Funded by Research Ireland, the project strives to demonstrate how AI can leverage animal communication to improve safety, support timely interventions, and improve quality of life. In the future, we aim to train models to recognize instinctive dog behaviors such as pawning, nudging, and bare.
The bees are also located under the AI lens. Their complex wagle dances – eight-digit movements indicating food sources – are decoded in real time with computer vision. These models highlight how small positional shifts affect how well other bees interpret the message.
caveat
These systems promise the true benefits of animal welfare and safety. The collar, which senses the first signs of stress in a working dog, will not spare it from fatigue. Dairy cows monitored by visually-based AI may receive sick time or days of treatment before farmers notice.
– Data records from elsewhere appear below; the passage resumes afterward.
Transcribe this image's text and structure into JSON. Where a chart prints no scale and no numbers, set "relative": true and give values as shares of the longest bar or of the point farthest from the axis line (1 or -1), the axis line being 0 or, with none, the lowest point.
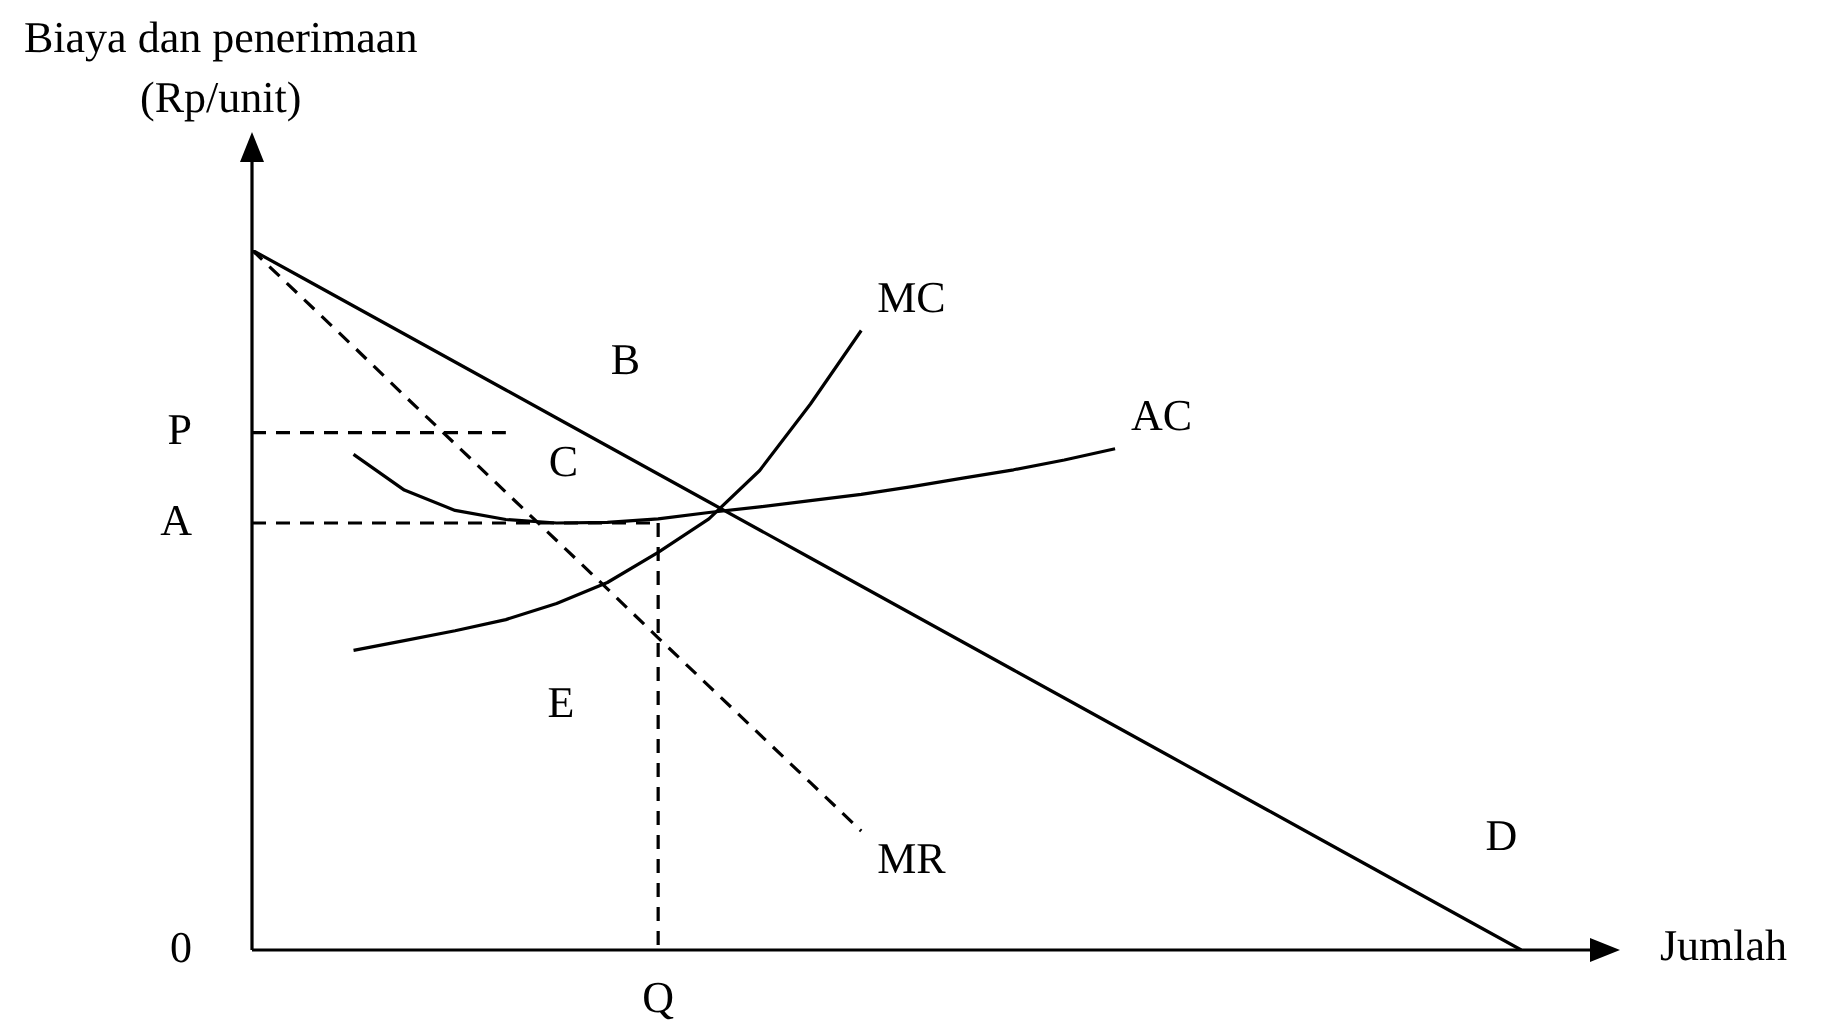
{
  "chart_data": {
    "type": "line",
    "relative": true,
    "xlabel": "Jumlah",
    "ylabel": "Biaya dan penerimaan\n(Rp/unit)",
    "marker": "none",
    "categories": [
      null,
      null,
      null,
      null,
      null,
      null,
      null,
      null,
      null,
      null,
      null,
      null,
      null,
      null,
      null,
      null,
      null,
      null,
      null,
      null,
      null,
      null,
      null,
      null,
      null,
      null,
      null
    ],
    "series": [
      {
        "name": "D",
        "color": "#000000",
        "line_style": "solid",
        "values": [
          1,
          0.96,
          0.92,
          0.88,
          0.84,
          0.8,
          0.76,
          0.72,
          0.68,
          0.64,
          0.6,
          0.56,
          0.52,
          0.48,
          0.44,
          0.4,
          0.36,
          0.32,
          0.28,
          0.24,
          0.2,
          0.16,
          0.12,
          0.08,
          0.04,
          0,
          null
        ]
      },
      {
        "name": "MR",
        "color": "#000000",
        "line_style": "dashed",
        "values": [
          1,
          0.931,
          0.862,
          0.792,
          0.723,
          0.654,
          0.585,
          0.516,
          0.446,
          0.377,
          0.308,
          0.239,
          0.17,
          null,
          null,
          null,
          null,
          null,
          null,
          null,
          null,
          null,
          null,
          null,
          null,
          null,
          null
        ]
      },
      {
        "name": "MC",
        "color": "#000000",
        "line_style": "solid",
        "values": [
          null,
          null,
          0.428,
          0.442,
          0.456,
          0.472,
          0.495,
          0.525,
          0.568,
          0.616,
          0.685,
          0.78,
          0.885,
          null,
          null,
          null,
          null,
          null,
          null,
          null,
          null,
          null,
          null,
          null,
          null,
          null,
          null
        ]
      },
      {
        "name": "AC",
        "color": "#000000",
        "line_style": "solid",
        "values": [
          null,
          null,
          0.708,
          0.657,
          0.628,
          0.615,
          0.61,
          0.611,
          0.616,
          0.625,
          0.633,
          0.642,
          0.651,
          0.662,
          0.674,
          0.686,
          0.7,
          0.716,
          null,
          null,
          null,
          null,
          null,
          null,
          null,
          null,
          null
        ]
      },
      {
        "color": "#000000",
        "line_style": "dashed",
        "values": [
          0.739,
          0.739,
          0.739,
          0.739,
          0.739,
          0.739,
          null,
          null,
          null,
          null,
          null,
          null,
          null,
          null,
          null,
          null,
          null,
          null,
          null,
          null,
          null,
          null,
          null,
          null,
          null,
          null,
          null
        ]
      },
      {
        "color": "#000000",
        "line_style": "dashed",
        "values": [
          0.61,
          0.61,
          0.61,
          0.61,
          0.61,
          0.61,
          0.61,
          0.61,
          0.61,
          null,
          null,
          null,
          null,
          null,
          null,
          null,
          null,
          null,
          null,
          null,
          null,
          null,
          null,
          null,
          null,
          null,
          null
        ]
      }
    ],
    "annotations": [
      "P",
      "A",
      "0",
      "Q",
      "B",
      "C",
      "E"
    ]
  }
}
But detecting a cry of pain is not the same as understanding what it means. AI can show that two whale codas often occur together, or that pig cries share characteristics with goat burritos. Milan's research goes further by broadly categorizing such calls positively or negatively, but even this uses pattern recognition that attempts to decipher emotions.
Emotional classifiers risk flattening rich behavior into a coarse binary of happiness/sadness or mild/stress, such as cutting down dog tail waving as “consent” or recording stress as “consent.” As Ntalampiras points out in his work, pattern recognition is not the same as understanding.
One solution is for researchers to develop models that integrate vocal data with visual cues such as posture and facial expressions, as well as physiological signals such as heart rate, to build more reliable indicators of the animal's feelings. AI models are most reliable when interpreted in context, along with the knowledge of someone who has experienced in the species.

MovChanzentsoma
It is also worth keeping in mind that listening is high ecological prices. Using AI adds carbon costs to reduce the highly conservation targets they claim to provide in vulnerable ecosystems. Therefore, it is important that technology that truly helps animal welfare is useful for everything, rather than simply satisfying human curiosity.
Whether we welcome it or not, AI is here. The machine is now deciphering the signal that has been polished long ago for us, and will continue to improve.
But the real test isn't how well we listen, but what we do with what we hear. If we burn animal signals, but use information to misuse them or manage them more firmly, it's us, not science.